De kantonrechter is dan ook van oordeel dat Holtman q.q. de zorgtoeslag van [onderbewindgestelde] dient te kunnen aanwenden voor de betaling van de lopende betalingsverplichting jegens AnderZorg, hetgeen door de beslaglegging op de zorgtoeslag wordt verhinderd. Weliswaar kan Holtman q.q., gelijk het gerechtshof Den Haag heeft overwogen, de zorgtoeslag ook aanwenden voor andere doeleinden dan waarvoor die is verstrekt, maar dit staat naar het oordeel van de kantonrechter er niet aan in de weg dat, gelet op het bepaalde in artikel 475f Rv, de artikelen 475b en 475d op de zorgtoeslag van toepassing kunnen worden verklaard, nu er sprake is van een wederkerende betaling. De kantonrechter zal daartoe dan ook overgaan.
4.6.
Met betrekking tot de hoogte van de beslagvrije voet op de zorgtoeslag overweegt de kantonrechter als volgt.

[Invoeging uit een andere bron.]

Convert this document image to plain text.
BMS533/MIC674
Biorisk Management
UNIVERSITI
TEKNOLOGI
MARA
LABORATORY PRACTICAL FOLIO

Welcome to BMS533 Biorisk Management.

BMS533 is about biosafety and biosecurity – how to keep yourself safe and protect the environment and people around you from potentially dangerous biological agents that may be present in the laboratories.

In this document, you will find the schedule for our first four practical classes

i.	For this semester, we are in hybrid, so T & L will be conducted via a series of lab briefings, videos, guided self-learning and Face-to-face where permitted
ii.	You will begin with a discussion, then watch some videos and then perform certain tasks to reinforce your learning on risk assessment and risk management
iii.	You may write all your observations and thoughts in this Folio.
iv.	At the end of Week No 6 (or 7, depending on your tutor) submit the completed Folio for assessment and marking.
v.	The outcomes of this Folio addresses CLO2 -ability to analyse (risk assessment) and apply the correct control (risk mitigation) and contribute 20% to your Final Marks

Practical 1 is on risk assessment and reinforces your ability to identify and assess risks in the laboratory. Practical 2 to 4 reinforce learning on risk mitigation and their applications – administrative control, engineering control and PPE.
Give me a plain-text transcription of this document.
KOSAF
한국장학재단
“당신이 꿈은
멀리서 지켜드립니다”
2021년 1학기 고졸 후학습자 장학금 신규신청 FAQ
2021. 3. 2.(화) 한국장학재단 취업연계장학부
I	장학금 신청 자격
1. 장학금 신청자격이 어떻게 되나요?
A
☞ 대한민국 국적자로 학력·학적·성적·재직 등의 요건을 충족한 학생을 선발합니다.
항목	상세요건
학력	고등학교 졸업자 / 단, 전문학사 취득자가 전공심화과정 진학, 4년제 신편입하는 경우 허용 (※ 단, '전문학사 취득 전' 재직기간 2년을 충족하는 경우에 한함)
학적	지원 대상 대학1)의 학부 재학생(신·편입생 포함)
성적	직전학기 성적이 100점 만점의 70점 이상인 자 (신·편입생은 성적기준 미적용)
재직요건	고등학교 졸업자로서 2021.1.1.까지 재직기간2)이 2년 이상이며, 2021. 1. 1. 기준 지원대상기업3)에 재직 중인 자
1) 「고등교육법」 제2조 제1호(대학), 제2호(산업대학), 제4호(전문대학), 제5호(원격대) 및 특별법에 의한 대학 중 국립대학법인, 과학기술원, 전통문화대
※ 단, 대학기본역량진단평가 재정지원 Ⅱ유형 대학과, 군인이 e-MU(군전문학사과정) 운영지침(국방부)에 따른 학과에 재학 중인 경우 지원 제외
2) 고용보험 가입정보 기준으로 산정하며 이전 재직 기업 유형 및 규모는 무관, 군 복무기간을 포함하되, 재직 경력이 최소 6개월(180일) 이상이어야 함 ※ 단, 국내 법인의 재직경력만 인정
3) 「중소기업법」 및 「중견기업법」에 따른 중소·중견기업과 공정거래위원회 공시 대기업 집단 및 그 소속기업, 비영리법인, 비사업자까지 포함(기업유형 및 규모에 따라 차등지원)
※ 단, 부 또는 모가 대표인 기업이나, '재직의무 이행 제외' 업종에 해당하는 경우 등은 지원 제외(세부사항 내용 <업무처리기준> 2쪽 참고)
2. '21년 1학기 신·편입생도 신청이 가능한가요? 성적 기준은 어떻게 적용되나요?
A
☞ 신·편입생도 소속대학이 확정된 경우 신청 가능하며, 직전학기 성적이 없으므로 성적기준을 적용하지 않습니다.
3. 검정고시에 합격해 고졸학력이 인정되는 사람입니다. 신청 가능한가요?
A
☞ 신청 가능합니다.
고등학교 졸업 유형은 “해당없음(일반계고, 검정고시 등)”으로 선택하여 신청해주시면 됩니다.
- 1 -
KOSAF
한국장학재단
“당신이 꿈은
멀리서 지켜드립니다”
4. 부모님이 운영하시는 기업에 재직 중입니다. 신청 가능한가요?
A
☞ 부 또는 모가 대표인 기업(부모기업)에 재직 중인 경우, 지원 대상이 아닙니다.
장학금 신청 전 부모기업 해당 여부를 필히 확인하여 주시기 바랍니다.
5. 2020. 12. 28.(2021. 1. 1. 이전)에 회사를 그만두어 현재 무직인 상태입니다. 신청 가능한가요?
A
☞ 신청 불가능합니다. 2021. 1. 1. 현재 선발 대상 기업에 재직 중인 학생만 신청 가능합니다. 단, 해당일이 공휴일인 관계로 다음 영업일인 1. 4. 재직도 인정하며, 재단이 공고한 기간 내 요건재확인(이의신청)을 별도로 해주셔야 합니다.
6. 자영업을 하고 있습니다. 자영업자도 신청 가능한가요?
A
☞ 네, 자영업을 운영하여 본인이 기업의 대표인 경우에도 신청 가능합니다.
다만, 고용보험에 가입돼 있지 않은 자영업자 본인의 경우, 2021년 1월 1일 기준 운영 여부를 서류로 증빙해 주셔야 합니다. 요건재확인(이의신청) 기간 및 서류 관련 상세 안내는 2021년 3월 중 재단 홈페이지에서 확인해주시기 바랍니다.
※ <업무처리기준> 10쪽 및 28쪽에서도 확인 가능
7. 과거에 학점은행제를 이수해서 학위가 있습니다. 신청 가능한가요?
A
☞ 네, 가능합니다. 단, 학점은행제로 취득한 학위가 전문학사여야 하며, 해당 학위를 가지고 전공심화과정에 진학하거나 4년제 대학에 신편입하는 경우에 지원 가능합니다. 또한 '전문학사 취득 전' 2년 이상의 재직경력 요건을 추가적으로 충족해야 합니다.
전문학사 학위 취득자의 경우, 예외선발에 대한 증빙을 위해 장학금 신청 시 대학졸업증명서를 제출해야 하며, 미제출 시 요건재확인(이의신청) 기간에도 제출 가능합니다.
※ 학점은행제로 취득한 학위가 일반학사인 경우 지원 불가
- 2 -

Holtman q.q. heeft als productie 10 een berekening van de beslagvrije voet ingediend, waarbij hij de beslagvrije voet heeft berekend op € 1.249,19. Holtman q.q. is hierbij uitgegaan van de standaard berekening. Hoewel [onderbewindgestelde] in een verzorg- of verpleeginrichting verblijft, is volgens Holtman q.q. niet de berekening ex artikel 475d lid 3 Rv van toepassing, nu [onderbewindgestelde] een IOAW-uitkering ontvangt.

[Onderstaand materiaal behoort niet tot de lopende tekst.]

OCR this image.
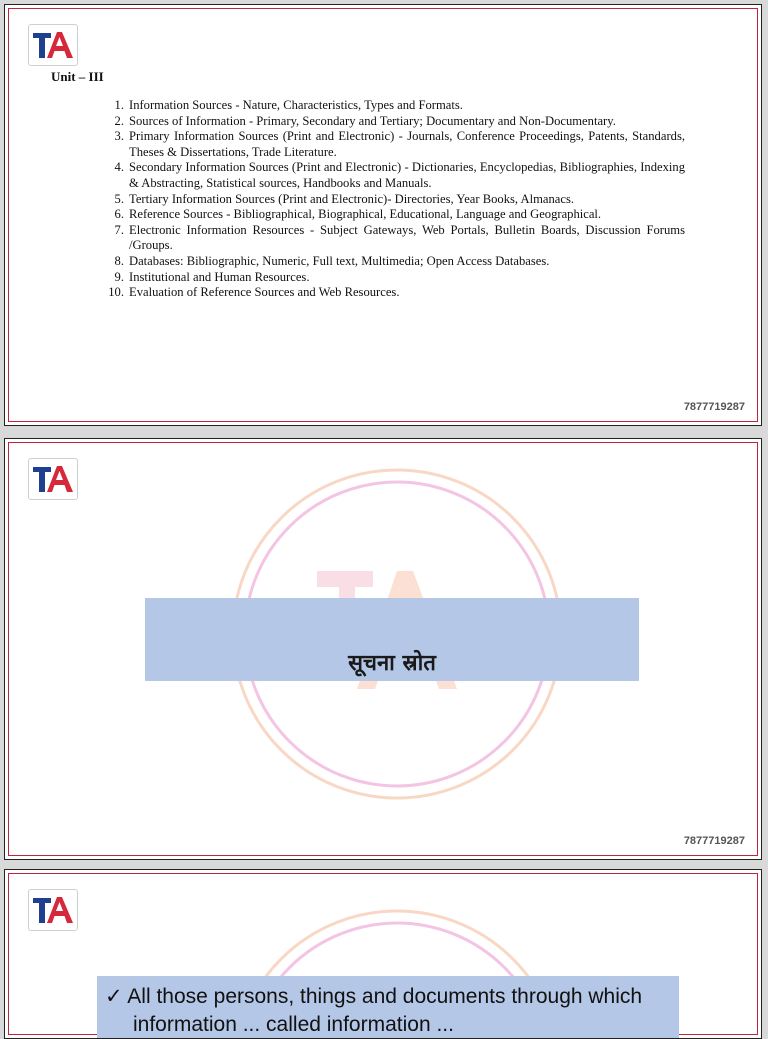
Unit – III
1. Information Sources - Nature, Characteristics, Types and Formats.
2. Sources of Information - Primary, Secondary and Tertiary; Documentary and Non-Documentary.
3. Primary Information Sources (Print and Electronic) - Journals, Conference Proceedings, Patents, Standards, Theses & Dissertations, Trade Literature.
4. Secondary Information Sources (Print and Electronic) - Dictionaries, Encyclopedias, Bibliographies, Indexing & Abstracting, Statistical sources, Handbooks and Manuals.
5. Tertiary Information Sources (Print and Electronic)- Directories, Year Books, Almanacs.
6. Reference Sources - Bibliographical, Biographical, Educational, Language and Geographical.
7. Electronic Information Resources - Subject Gateways, Web Portals, Bulletin Boards, Discussion Forums /Groups.
8. Databases: Bibliographic, Numeric, Full text, Multimedia; Open Access Databases.
9. Institutional and Human Resources.
10. Evaluation of Reference Sources and Web Resources.
7877719287
सूचना स्रोत
7877719287
✓ All those persons, things and documents through which
information ... called information ...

AnderZorg heeft hiertegen aangevoerd dat nu [onderbewindgestelde] in een verzorg- of verpleeginrichting verblijft, op grond van artikel 475d lid 3 Rv de beslagvrije voet de prijs is die verschuldigd is voor verzorging dan wel verpleging, waarbij de beslagvrije voet wordt verhoogd met twee derde van de bijstandsnorm genoemd in artikel 23 van de Participatiewet. Uitgaande van een bedrag van € 472,42 voor de prijs die is verschuldigd voor verpleging/verzorging heeft AnderZorg de beslagvrije voet berekend op € 802,03.
4.7.
De kantonrechter is van oordeel dat nu [onderbewindgestelde] in een zorg-/verpleeginrichting verblijft, voor [onderbewindgestelde] bij de berekening van de beslagvrije voet dient te worden uitgegaan van hetgeen is bepaald in artikel 475d lid 3 Rv. Dat [onderbewindgestelde] een IOAW-uitkering ontvangt, maakt naar het oordeel van de kantonrechter niet dat van die berekeningswijze dient te worden afgeweken, in die zin dat voor [onderbewindgestelde] een hogere basisnorm voor de beslagvrije voet zou gelden, en daarmee ook een hogere beslagvrije voet. De leefsituatie van [onderbewindgestelde] is naar het oordeel van de kantonrechter bepalend voor de berekening van de beslagvrije voet. De kantonrechter zal dan ook uitgaan van de door AnderZorg berekende beslagvrije voet van
€ 802,03. Holtman q.q. heeft erkend dat, indien wordt uitgegaan van de berekening bij verblijf in een verpleeg- of verzorgingshuis, de beslagvrije voet uitkomt op dit bedrag.
4.8.
Gelet op het vorengaande zal de kantonrechter de artikelen 475b en 475d Rv van toepassing verklaren op de vordering van [onderbewindgestelde] op de Belastingdienst/Toeslagen ter zake de zorgtoeslag, waarbij de beslagvrije voet wordt vastgesteld op een bedrag van € 802,03 netto.
4.9.
AnderZorg zal als de (grotendeels) in het ongelijk te stellen partij worden veroordeeld in de proceskosten, tot op heden aan de zijde van Holtman q.q. vastgesteld op € 78,00 aan griffierecht en € 400,- aan salaris gemachtigde.

Beslissing

De kantonrechter:
verklaart de artikelen 475b en 475d Rv van toepassing op de vordering van [onderbewindgestelde] op de Belastingdienst/Toeslagen ter zake de zorgtoeslag;
stelt de voor [onderbewindgestelde] geldende beslagvrije voet vast op een bedrag van € 802,03 netto;
veroordeelt AnderZorg in de proceskosten, tot op heden aan de zijde van Holtman q.q. vastgesteld op € 478,00;
verklaart deze beschikking uitvoerbaar bij voorraad.
Aldus gegeven te Leeuwarden en in het openbaar uitgesproken op 10 oktober 2017 door mr. J.C.G. Leijten, kantonrechter, in tegenwoordigheid van de griffier.